Organisations that operate their recruitment process through its websites include the NHS, Cabinet Office, tech firm Fujitsu and bank Santander.
It is the third year running the start-up has appeared in Deloitte’s list and has increased its turnover from £5m to £14m in its most recent accounts.
The company has 125,000 active members, which include executives, entrepreneurs, and industry specialists, and employs 135 people.
South West and Wales: Laser Wire Solutions – 1,944% growth
In 2011, former research scientist Paul Taylor founded Laser Wire Solutions, which specialises in the precision removal of plastic coating from wires, providing services primarily to the medical devices sector in the US.
It also services the automotive and space industries, and has supplied its kit to Tesla.
He said: “In the medical devices industry, once you’ve removed the coating from your wires, the next step is the joining.
“At the moment, this is done by hand under a microscope. It’s a highly-skilled job and can be very slow – other companies have shied away from automating the process because it’s so fiddly but we think it’s worth the effort.”
The company, based in Pontypridd, Wales, has remained a relatively small company with just 27 employees but has enjoyed major growth, with a particularly high spike between 2016 and 2017 when it grew 230%.

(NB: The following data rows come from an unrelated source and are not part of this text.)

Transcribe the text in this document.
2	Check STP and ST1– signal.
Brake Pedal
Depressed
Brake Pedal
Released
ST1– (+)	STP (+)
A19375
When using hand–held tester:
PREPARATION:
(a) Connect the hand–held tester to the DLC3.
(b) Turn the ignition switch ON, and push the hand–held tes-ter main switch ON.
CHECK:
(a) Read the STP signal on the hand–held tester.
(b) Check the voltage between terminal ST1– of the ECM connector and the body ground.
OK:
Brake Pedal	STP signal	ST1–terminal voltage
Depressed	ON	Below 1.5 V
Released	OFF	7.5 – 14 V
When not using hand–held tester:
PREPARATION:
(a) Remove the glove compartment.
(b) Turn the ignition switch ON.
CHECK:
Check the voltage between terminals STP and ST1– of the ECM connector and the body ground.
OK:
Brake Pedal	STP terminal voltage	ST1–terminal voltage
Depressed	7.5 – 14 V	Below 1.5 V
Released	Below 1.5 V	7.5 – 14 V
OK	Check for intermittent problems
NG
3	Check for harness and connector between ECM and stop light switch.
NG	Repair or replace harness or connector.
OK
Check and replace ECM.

Cambridgeshire and East: Darktrace – 4,829% growth
Cyber security firm Darktrace was founded in 2009 by a coalition of mathematicians from the University of Cambridge, cyber operations experts from UK intelligence services, and former accountant Poppy Gustafsson.
She said: “The spooks, who came from MI5 and GCHQ, all felt that a cyber breach was inevitable.
“The geeks were mathematicians from Cambridge University, all specialists in artificial intelligence (AI), and I was the chief financial officer – I was technically at Darktrace before it existed because I paid £15 to incorporate the company.”
The Cambridge-based firm has since become a unicorn, with a valuation of £1.26bn, and its technology has been deployed more than 7,000 times around the world.
London: Deliveroo – 15,749% growth
Founded by former investment banker Will Shu and software developer Greg Orlowski in 2013, fast-food delivery platform Deliveroo has reached a valuation of more than £1.5bn in just five years, raising $900m (£700m) in funding since its inception.
It also topped Deloitte’s list last year, with an astronomical growth rate of 107,117% between 2013 and 2017, and now serves every major city across Britain.
General manager for the UK and Ireland Dan Warne said: “Growing a company so quickly presents a wide range of challenges, but the potential for growth in the food delivery market only get bigger with every passing day.”